A reportagem procurou pelo marido de Aparecida. Por telefone, perguntado sobre o desaparecimento, ele falou pouco: ‘Nem eu sei o que aconteceu [no dia do desaparecimento]. Eu não sei de nada’. Já a respeito da suposta ameaça relatada por Sandra, ele se defendeu dizendo que “isso tudo é conversa. A gente estava se separando, mas na amizade. Aliás, três dias antes dela desaparecer, ela foi em casa para me procurar para conversar, mas eu não estava lá na hora”.

Posicionamento da polícia de Itariri-SP sobre o caso de Aparecida

A Delegacia de Polícia Sede de Itariri, por meio desta nota, informa a este veículo de comunicação no que se refere ao desparecimento da vítima MARIA APARECIDA SOUZA LOPES, foi registrado por esta unidade o boletim de ocorrência nº 133/2019, bem como foi instaurado o P.I.D. nº 04/19 (Procedimento de Investigação de Desaparecimento) cujas diligências seguem encampadas pelo Setor de Investigação desta unidade policial.

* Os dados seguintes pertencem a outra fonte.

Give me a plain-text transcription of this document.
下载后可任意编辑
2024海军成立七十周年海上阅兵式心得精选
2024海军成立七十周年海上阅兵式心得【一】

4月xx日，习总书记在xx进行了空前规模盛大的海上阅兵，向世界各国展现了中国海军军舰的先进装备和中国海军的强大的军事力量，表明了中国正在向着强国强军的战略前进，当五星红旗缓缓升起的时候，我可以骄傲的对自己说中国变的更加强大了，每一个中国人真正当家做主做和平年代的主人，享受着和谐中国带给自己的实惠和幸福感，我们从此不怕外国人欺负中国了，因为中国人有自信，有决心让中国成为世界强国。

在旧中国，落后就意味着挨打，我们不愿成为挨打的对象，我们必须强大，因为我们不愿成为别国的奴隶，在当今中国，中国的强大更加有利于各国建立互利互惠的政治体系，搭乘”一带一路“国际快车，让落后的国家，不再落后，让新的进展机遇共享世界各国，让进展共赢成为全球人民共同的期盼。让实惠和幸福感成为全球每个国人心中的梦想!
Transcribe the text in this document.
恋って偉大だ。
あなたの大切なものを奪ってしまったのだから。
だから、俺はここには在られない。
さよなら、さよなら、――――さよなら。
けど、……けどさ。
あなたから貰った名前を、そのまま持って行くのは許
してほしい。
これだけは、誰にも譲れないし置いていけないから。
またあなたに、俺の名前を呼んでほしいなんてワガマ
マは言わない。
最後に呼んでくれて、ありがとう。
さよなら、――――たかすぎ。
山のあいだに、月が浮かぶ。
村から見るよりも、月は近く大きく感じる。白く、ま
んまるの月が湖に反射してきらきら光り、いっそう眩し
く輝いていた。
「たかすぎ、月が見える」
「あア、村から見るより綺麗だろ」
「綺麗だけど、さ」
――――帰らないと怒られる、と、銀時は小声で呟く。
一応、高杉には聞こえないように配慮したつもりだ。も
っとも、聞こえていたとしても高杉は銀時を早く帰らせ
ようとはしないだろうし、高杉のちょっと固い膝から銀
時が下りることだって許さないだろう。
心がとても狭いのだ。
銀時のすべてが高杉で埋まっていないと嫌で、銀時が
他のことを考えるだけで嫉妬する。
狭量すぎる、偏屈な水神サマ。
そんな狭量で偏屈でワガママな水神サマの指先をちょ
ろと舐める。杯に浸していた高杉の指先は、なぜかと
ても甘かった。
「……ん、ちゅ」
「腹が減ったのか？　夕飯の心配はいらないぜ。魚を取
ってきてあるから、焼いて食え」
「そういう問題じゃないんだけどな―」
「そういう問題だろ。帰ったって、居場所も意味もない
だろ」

Esclareço que até o momento foram procedidas buscas na região, bem como entrevistadas os parentes da vítima e até o momento nenhuma informação concreta foi constatada.

A reportagem do R7 também procurou pela SSP (Secretaria de Segurança Pública do Estado de São Paulo) e solicitou um posicionamento sobre a falta de recursos das investigações da Polícia de Itariri-SP. Até a publicação desta reportagem, não houve resposta.